Naturfotografie - Naturkundemuseum öffnet Insektensammlung für alle Im Naturkundemuseum in Berlin lagert eine riesige Insektensammlung - versteckt und nur für Fachleute zugänglich. Jetzt wird die Sammlung digitalisiert, um sie zu öffnen.

Wer das Museum für Naturkunde in Berlin besucht, nimmt vor allem die Dinosaurier-Sammlung wahr. Die Urzeit-Echsen beherrschen die Hallen. Dabei sind sie bei Weitem nicht der einzige Schatz: Hinter den Kulissen des Museums lagert gut behütet eine der größten Insektensammlungen der Welt. Mehr als 15 Millionen Käfer, Schmetterlinge, Zwei- und Hautflügler liegen hier als Kleinode hinter Glas.

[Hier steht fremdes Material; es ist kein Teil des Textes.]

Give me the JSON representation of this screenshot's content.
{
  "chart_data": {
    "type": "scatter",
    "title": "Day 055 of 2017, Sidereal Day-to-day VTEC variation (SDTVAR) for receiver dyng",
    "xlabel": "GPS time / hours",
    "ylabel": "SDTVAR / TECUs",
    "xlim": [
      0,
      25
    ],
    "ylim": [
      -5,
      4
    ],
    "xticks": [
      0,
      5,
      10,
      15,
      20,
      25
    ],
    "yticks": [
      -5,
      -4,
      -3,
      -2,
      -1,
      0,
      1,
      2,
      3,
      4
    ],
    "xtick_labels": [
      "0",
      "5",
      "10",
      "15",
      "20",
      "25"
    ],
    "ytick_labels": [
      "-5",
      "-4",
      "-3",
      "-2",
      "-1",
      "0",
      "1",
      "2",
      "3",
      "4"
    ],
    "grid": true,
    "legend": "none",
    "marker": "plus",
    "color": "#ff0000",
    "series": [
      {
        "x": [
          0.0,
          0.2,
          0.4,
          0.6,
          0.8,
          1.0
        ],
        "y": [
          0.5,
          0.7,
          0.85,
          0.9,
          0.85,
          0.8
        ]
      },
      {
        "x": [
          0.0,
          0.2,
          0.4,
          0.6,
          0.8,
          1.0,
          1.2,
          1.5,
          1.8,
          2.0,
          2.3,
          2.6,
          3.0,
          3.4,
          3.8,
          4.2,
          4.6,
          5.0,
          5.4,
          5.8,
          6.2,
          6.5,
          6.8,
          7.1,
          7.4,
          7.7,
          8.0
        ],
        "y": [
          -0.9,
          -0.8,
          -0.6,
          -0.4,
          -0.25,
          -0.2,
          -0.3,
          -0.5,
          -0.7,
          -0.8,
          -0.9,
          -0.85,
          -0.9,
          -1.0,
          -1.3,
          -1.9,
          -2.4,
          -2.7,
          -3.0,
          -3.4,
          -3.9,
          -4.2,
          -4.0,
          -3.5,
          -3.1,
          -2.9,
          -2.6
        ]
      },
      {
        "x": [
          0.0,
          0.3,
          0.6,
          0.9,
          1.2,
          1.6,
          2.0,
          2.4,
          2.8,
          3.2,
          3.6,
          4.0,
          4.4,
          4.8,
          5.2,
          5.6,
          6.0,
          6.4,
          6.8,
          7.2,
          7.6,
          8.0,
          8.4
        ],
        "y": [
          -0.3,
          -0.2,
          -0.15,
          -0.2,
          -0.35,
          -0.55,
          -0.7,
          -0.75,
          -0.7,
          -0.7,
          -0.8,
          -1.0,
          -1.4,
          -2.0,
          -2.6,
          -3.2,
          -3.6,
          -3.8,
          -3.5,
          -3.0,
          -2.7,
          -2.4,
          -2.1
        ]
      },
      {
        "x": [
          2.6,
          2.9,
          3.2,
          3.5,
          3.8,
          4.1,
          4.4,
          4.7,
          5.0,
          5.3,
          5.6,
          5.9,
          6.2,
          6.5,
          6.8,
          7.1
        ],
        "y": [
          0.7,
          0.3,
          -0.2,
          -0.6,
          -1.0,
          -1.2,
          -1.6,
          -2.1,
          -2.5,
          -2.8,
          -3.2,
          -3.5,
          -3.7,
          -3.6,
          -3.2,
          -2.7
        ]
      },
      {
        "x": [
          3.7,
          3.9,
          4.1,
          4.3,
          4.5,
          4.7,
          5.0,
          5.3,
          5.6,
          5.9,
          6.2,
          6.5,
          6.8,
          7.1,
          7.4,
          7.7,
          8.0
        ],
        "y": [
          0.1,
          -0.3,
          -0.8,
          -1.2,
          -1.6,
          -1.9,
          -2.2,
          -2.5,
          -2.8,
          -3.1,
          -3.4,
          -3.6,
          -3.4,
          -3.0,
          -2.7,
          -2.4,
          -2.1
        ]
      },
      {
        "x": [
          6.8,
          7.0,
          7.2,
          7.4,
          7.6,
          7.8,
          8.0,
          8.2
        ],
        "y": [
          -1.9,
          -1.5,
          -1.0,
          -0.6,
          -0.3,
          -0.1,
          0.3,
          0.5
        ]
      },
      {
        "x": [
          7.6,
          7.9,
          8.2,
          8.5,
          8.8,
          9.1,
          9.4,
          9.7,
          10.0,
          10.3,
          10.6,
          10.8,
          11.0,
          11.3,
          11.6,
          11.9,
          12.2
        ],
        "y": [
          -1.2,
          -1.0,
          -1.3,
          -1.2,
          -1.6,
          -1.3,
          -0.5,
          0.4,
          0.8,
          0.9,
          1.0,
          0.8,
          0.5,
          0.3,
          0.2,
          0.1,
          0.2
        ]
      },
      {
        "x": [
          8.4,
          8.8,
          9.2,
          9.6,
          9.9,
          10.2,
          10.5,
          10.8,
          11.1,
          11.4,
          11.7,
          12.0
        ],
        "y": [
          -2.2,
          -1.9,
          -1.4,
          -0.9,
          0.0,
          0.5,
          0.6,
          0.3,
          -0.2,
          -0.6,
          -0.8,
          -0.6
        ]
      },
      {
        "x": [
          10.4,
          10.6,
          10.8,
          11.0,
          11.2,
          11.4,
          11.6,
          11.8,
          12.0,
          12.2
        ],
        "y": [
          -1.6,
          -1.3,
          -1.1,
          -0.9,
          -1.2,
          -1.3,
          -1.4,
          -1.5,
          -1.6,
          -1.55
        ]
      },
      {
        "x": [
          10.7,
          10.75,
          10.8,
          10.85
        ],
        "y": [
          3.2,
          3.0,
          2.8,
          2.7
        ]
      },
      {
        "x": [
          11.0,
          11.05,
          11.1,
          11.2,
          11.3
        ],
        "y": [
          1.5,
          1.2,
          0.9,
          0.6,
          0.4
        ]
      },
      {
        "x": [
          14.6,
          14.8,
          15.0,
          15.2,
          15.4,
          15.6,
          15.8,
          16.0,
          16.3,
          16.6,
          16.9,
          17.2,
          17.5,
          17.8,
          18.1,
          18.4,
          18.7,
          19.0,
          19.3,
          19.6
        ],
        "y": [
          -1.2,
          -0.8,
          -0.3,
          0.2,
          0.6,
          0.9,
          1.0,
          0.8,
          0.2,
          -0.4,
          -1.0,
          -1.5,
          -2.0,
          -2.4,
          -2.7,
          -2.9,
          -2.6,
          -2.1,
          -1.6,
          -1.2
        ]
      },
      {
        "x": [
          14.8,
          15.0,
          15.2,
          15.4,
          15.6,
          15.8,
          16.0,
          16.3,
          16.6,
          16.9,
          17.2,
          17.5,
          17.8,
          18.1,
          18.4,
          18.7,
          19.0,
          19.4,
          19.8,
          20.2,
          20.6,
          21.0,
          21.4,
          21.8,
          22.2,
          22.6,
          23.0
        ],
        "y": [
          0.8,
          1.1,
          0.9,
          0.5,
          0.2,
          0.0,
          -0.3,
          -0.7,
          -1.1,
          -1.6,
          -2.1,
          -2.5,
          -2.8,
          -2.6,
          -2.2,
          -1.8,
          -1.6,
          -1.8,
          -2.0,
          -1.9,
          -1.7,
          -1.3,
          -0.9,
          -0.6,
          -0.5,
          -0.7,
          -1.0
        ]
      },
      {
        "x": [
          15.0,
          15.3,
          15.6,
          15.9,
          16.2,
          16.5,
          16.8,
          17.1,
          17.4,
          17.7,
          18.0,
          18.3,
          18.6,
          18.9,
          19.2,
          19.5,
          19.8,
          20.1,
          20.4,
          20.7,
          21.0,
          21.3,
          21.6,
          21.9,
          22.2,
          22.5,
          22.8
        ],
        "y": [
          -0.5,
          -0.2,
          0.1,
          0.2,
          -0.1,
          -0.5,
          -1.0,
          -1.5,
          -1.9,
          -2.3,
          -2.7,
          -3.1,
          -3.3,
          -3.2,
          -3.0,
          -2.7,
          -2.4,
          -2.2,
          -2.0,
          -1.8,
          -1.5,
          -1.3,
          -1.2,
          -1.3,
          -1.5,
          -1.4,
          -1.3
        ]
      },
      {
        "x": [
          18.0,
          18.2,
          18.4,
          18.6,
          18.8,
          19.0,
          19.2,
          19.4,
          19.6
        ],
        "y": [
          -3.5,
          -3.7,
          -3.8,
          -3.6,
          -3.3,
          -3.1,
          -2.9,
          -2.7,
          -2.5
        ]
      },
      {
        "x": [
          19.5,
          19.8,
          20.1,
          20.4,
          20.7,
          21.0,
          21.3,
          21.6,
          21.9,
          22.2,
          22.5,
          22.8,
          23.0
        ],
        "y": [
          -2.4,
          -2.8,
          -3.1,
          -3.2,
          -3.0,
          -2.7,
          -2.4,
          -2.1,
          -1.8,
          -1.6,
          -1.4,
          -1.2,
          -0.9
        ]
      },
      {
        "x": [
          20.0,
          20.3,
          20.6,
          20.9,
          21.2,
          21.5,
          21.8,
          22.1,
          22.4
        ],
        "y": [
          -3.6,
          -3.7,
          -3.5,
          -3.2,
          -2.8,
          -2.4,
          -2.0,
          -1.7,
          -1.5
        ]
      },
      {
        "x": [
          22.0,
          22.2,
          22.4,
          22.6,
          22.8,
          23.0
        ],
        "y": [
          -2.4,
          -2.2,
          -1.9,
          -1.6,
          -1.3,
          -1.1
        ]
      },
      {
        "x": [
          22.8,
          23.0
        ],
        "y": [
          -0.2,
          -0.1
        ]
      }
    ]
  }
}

Für Insektenforscher ist das Museum daher eine der wichtigsten Anlaufstellen weltweit. Doch der Zugang zu den Sammlungen war bislang mühsam: Entweder mussten die Wissenschaftler hohe Reisekosten in Kauf nehmen, um die Tiere vor Ort zu untersuchen, oder die zerbrechlichen Präparate wurden aufwändig per Post um den Globus geschickt. Nicht selten kamen die Tiere beschädigt zurück – oder gar nicht.

Ein Digitalisierungsprojekt des Museums soll das ändern. Mit Fingerspitzengefühl und feinster Technik hat ein Forscherteam rund zehntausend Insektenkästen und einige tausend besonders interessante Einzeltiere fotografiert und ins Netz gestellt. Erstmals kann nun auch die Öffentlichkeit die Kostbarkeiten bewundern.

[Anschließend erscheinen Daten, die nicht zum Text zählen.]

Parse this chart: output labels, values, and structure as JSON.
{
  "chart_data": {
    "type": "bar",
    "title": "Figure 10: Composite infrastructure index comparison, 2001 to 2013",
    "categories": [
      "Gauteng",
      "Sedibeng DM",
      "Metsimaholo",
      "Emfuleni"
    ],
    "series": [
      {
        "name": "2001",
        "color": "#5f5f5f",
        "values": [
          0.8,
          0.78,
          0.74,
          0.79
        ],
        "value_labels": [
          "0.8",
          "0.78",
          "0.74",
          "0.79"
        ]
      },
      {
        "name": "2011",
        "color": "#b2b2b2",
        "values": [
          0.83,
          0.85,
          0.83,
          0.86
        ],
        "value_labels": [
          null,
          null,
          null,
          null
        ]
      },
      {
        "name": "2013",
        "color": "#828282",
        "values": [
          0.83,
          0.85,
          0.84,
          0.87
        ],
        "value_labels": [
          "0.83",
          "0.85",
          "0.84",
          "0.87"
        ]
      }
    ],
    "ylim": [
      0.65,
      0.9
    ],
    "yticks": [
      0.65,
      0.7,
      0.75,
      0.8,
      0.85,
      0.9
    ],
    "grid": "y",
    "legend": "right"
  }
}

Bernhard Schurian, Fotograf und Mitarbeiter des Projekts, spricht von einem "ungehobenen Schatz". Was heute online steht, ist nur ein Bruchteil des Angebots. Die Bestände sind riesig. Bis weitere Teile der spektakulären Sammlungen, die zum Teil aus dem 19. Jahrhundert stammen, von der Allgemeinheit bewundert werden können, werden noch Jahre vergehen.